Pan Fried Salmon with Samphire
Salmon and samphire may sound unusual, but the herb beatifully compliments the king of fish. When served in a creamy sauce this dish will leave little room for anything else, except perhaps amazement.
Recipe Information
| serves | SALMON PORTION |
COURSE | COOKING METHOD |
PREPARATION TIME |
|
|---|---|---|---|---|---|
| 2 | Fresh Salmon,Fillet | Main | Fry | Less than 30 minutes |
Ingredients
- 15ml spoon olive oil
- 1 clove garlic, crushed
- 25g fresh root ginger, grated
- 1 red onion, finely sliced
- 100g pack shiitake mushrooms, sliced
- 150g pack samphire, thoroughly rinsed
- 4 x 15ml spoons double cream
- 2 x 125g salmon fillets, skin on
- 15g pack fresh herbs for fish, finely chopped
- 15ml spoon olive oil
- juice of half a lemon
Method
Heat the olive oil in a large frying pan or wok and add the garlic, cook for 1 minute then add the ginger and onion.
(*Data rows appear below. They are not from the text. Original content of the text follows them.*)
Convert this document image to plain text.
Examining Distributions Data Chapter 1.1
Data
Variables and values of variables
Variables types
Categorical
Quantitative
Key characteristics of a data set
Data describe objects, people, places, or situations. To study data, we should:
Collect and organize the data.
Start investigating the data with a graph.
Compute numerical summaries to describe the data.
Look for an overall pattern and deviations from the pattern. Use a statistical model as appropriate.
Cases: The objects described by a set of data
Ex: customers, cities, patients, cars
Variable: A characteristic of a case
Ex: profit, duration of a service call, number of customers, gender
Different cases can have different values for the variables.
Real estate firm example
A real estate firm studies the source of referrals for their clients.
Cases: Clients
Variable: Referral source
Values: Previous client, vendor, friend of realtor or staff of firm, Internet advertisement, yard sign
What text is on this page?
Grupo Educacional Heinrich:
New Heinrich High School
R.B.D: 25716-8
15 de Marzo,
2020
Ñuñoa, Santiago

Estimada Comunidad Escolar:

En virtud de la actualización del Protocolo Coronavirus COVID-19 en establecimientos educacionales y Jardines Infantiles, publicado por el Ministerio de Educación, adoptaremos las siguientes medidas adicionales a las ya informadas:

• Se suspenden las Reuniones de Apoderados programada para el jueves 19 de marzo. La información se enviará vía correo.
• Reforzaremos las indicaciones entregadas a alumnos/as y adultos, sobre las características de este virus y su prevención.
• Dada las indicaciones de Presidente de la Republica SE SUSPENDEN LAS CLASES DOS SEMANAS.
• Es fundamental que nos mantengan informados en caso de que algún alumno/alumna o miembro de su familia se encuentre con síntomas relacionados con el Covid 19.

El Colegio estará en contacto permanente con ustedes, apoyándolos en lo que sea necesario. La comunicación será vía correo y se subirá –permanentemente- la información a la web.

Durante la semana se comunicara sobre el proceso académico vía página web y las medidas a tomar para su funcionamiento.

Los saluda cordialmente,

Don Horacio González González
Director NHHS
Cook over a medium heat until the onion becomes soft.
Add the shiitake mushrooms and raise the heat, stir fry for 2 -3 minutes then add the samphire and cook for a further 5 minutes. Stir in the double cream and place on a heated serving dish.
Dip the salmon in fresh herbs.
Heat the oil in a frying pan over a high heat and add the salmon fillets. Cook for 5-6 minutes on each side, when ready place on top of the samphire. Drizzle the lemon juice over the salmon and serve immediately.